Do Successful Working Moms Get Judged More?Madeline Holler
In her most recent piece, “Insult and Injury,” NY Times columnist Judith Warner writes of what she calls the “petty humiliations of motherhood” — when outsiders take it upon themselves to call out a mother on what they perceive to be less than optimal mom behavior.
One mom gets scolded for not reading the school handbook. Another, the mother of one of Warner’s daughter’s classmates, hints to the girl that Warner isn’t loving enough. Plus, obligatory excerpts from Ayelet Waldman’s Bad Mother book.
I read this column just hours after my own humiliating experience, when a librarian informed me that I didn’t have to roll my eyes behind my daughter’s back — that the girl only wanted to participate in the stacking of books on the counter. Of course I didn’t have to roll my eyes but … back in the stacks, did the librarian see the fires I was putting out back in the stacks? … wait, the point is I shouldn’t have to explain myself.

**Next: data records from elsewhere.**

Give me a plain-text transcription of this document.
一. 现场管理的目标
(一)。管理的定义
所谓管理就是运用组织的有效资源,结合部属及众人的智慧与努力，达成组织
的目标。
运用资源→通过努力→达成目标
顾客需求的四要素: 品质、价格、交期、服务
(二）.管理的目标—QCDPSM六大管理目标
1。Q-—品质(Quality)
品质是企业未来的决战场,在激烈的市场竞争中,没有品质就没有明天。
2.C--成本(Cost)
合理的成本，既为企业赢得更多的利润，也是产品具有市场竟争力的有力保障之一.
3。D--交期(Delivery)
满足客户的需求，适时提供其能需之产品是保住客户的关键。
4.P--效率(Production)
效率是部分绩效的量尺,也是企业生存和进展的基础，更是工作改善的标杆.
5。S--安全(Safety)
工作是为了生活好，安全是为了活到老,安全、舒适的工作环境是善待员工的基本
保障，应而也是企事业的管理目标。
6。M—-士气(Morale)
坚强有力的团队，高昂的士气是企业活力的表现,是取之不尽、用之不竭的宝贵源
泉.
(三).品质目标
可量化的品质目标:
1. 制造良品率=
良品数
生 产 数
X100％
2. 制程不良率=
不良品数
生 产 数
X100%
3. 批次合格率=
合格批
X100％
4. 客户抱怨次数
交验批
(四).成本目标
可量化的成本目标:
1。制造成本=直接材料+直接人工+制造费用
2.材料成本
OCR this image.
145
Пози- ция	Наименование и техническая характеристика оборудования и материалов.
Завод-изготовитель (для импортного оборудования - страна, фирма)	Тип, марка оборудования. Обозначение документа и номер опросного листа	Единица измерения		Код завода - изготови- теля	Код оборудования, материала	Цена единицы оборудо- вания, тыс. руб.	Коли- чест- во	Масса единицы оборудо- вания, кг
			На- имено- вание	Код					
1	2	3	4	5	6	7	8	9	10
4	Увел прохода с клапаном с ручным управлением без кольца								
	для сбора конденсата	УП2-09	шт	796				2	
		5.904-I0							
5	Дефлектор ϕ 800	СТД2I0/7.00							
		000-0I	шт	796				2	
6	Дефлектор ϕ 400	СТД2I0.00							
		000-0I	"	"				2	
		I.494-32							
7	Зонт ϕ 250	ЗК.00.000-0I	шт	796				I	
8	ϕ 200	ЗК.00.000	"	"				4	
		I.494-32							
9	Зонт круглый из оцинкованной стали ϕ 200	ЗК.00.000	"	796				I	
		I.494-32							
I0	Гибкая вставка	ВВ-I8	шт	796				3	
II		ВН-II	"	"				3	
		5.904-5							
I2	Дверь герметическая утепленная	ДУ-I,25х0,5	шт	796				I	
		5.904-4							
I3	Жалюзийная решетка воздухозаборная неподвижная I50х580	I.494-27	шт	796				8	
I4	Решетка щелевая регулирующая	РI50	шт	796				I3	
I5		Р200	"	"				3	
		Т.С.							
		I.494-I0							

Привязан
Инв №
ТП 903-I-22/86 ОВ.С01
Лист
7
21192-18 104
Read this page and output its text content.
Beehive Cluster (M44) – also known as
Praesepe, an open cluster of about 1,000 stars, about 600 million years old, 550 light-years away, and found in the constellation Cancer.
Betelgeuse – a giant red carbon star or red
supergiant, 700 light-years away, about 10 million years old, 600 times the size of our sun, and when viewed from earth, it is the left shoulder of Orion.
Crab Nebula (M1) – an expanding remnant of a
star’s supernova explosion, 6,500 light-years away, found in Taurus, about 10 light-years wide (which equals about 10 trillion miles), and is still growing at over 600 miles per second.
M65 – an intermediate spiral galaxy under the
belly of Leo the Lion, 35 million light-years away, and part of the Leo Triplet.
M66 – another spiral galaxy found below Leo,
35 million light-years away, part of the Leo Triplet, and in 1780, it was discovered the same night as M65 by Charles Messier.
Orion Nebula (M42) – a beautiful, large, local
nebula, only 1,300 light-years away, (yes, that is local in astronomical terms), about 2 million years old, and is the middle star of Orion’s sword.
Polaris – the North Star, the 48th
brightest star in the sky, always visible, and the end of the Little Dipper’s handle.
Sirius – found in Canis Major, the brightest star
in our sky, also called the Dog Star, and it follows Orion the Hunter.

Anyway, I settled in for a nice “rah, rah” we’re-in-this-together moment with Warner and her buddies. Moms — no matter who were are or what we do — we’re behind a one-way mirror and everyone’s an eyewitness pointing fingers. So true! Except Warner doesn’t think we’re in this together. She thinks she, her buddies and other “accomplished” women are set apart.
From the NY Times:
I don’t know if accomplished women like my tablemates, or mothers like Waldman and me who have, let’s say, an unfortunate penchant for hyperbole, come in for a greater share of mommy slap-down moments. I suspect that highly successful working mothers suffer a disproportionate amount of scorn when they fail to have the time or available space on their mental hard drives to do things like memorize school handbooks or master Bundt baking.
Really? She went there? The working mom thing?
From what she writes, does she think not-so-accomplished moms (read: stay-at-home moms, part-timers, mid-level managers) memorize school handbooks while waiting for a toothpick to come out clean from yet another just-baked, delicious Bundt cake?
Let me reassure Warner that those of us outside the “highly successful working mothers” group — the mediocre to incredibly unsuccessful working-or-not moms — we’re getting it from both barrels too. Not only do we fail to live up to the mothering expectations of librarians, school secretaries and bitchy mothers, but we also get to feel like crap among the “highly successful working mothers” who we suspect (now confirmed!) are categorizing us according to what we do (actually, what we don’t do).
Insult and injury, indeed!
While we’re at it, share your most recent “mommy slap-down moments.” That is, if you’re not too busy reviewing the new school handbook.